Il docente M.A viene assolto dal Tribunale di Tivoli per le offese arrecate alla collega A.F, la quale ricorre in Cassazione.
I fatti contestati al docente M.A si erano svolti in una scuola, in cui tanto il predetto che la parte offesa prestavano servizio come insegnanti, e secondo l’ipotesi di accusa si erano verificati in due diverse circostanze, e cioè una prima volta durante il collegio dei docenti e poi successivamente nell’ambito di un vivace diverbio, al quale aveva assistito la stessa preside.
Il Tribunale di Tivoli ha ritenuto che le espressioni, usate dal docente M.A.,“prevaricatrice”, “maleducata”, “priva di dignità”, non avessero rilevanza penale non costituendo ingiuria, mentre per l’altro epiteto ingiurioso (”necrofila fallica”) non risultava proposta querela (condizione necessaria per procedere). Il Tribunale di Tivoli non ha ravvisato, poi, minaccia alcuna nella condotta del M.A, pur dando atto che la lite si era svolta in due fasi, e che nella seconda fase l’imputato aveva fatto irruzione nello studio della preside, ove l’antagonista aveva trovato riparo, tentando di aggredirla fisicamente, tentativo non riuscito per l’interposizione dello prof. S. che già aveva evitato pochi minuti prima che la lite trascendesse a vie di fatto.

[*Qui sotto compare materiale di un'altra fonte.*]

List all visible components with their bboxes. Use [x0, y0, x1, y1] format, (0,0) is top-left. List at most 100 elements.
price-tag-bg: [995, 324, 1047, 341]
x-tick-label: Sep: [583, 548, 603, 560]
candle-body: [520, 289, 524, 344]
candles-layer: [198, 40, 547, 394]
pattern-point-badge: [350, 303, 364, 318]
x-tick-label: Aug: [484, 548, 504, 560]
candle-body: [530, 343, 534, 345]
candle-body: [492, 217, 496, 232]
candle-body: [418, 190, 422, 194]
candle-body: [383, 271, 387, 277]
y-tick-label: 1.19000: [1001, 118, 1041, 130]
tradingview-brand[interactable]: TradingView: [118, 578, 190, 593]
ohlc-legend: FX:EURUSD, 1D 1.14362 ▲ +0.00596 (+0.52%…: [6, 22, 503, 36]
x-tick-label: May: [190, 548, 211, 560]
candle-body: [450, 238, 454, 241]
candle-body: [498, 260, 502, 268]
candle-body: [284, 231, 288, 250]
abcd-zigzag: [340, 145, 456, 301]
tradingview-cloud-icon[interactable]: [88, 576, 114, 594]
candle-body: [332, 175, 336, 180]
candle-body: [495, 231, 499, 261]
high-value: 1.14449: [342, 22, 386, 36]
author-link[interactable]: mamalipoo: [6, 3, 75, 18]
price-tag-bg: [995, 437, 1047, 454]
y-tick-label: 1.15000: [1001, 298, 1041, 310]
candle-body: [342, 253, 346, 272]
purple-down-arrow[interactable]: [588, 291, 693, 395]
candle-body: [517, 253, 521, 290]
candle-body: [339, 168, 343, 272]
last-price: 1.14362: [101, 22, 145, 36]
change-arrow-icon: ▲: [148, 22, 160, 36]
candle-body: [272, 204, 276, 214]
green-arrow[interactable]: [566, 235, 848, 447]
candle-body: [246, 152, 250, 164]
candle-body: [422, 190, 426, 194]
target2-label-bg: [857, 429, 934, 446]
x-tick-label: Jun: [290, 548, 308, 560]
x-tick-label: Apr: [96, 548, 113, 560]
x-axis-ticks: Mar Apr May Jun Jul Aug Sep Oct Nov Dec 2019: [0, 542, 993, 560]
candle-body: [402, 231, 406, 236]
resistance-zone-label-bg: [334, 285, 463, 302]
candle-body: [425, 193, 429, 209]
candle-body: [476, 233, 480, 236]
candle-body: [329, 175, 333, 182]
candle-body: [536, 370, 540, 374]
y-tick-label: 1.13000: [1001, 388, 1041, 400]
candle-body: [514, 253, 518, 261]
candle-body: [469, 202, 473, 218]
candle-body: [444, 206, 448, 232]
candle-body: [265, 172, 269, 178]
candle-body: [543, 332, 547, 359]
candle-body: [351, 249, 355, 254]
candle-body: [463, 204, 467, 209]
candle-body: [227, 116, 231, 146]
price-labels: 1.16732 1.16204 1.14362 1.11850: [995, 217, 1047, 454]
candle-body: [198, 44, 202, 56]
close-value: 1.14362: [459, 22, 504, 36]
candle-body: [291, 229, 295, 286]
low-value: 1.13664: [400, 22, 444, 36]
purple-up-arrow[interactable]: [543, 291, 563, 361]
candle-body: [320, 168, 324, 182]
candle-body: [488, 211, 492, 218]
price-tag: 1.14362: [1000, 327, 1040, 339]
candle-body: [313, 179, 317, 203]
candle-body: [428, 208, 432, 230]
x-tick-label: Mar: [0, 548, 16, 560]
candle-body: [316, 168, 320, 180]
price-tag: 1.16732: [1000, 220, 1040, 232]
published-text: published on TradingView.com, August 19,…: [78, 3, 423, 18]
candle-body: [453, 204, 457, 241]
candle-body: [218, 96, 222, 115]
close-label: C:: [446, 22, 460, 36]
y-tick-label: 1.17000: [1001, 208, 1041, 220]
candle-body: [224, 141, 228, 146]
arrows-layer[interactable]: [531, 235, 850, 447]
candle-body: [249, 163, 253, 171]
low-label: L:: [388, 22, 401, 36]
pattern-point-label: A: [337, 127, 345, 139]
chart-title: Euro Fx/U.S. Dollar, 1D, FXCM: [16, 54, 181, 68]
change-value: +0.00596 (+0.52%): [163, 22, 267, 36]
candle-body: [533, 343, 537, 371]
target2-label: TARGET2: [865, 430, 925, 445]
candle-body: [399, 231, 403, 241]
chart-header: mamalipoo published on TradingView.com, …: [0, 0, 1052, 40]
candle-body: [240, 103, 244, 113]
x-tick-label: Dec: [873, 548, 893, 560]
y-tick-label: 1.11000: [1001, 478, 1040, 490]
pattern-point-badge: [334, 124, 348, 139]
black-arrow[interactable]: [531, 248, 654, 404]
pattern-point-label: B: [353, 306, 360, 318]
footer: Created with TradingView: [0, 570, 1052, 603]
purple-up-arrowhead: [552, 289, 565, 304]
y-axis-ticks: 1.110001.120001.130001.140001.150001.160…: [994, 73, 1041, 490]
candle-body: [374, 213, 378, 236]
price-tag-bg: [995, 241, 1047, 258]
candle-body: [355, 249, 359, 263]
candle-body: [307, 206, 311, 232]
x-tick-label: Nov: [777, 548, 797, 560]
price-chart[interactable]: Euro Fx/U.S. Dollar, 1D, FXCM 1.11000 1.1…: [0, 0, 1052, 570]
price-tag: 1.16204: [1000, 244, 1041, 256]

Quanto poi alle lesioni volontarie (secondo la professoressa, lo stress emotivo le aveva cagionato un rialzo brusco della pressione), il Tribunale ha osservato che si era trattato di esito del litigio del tutto imprevedibile, non ascrivibile all’imputato neppure a titolo di colpa.
La professoressa A.F., in sede difensiva, sostiene che avrebbe potuto applicarsi al caso di specie quantomeno l’art. 586 c.p., stante l’incontestata sequenza dei fatti e la violenza del tentativo di aggressione fisica posto in essere dall’imputato, che aveva fatto irruzione nell’ufficio della presidenza, e per frenarne l’impeto era stato necessario l’intervento di più persone, che avevano allontanato di peso l’imputato mentre la preside urlava di chiamare i carabinieri.
Analoga censura prospetta la ricorrente quanto alle minacce, a suo avviso inequivocabilmente integrate dalla condotta del M., ed alle ingiurie, che lo stesso imputato aveva ritenuto tali.
La Cassazione ritiene che il ricorso della professoressa è fondato sotto tutti i profili dedotti, atteso che la sentenza del Tribunale di Tivoli:
1) afferma che le invettive rivolte dal M. alla attuale ricorrente non avevano valenza denigratoria nonostante la loro evidente portata ingiuriosa, risultante anche dal contesto e dalla pluralità delle espressioni offensive, indubbiamente e chiaramente lesive del prestigio professionale, della dignità e del decoro della professoressa;
2) sostiene che l’imputato non aveva tenuto atteggiamento minaccioso nei confronti dell’antagonista, contraddicendo la stessa ricostruzione del fatto esposta in sentenza;
3) esclude l’applicazione del dettato dell’art. 586 c.p. in relazione alle lesioni volontarie contestate, con affermazione meramente assertiva, sostanzialmente immotivata.
La sentenza impugnata dovrà essere pertanto annullata con rinvio al Tribunale di Tivoli, che provvederà a nuovo e motivato esame della vicenda, dando congrua motivazione delle ragioni della decisione, riesaminando anche la portata della querela.
Con questa decisione la Corte di Cassazione Sez. Quinta Pen. – Sent. del 27.06.2011, n. 25611, mette in discussione la posizione giuridica del docente M.A.,il quale rischia di essere penalmente condannato per la condotta tenuta nei confronti della collega.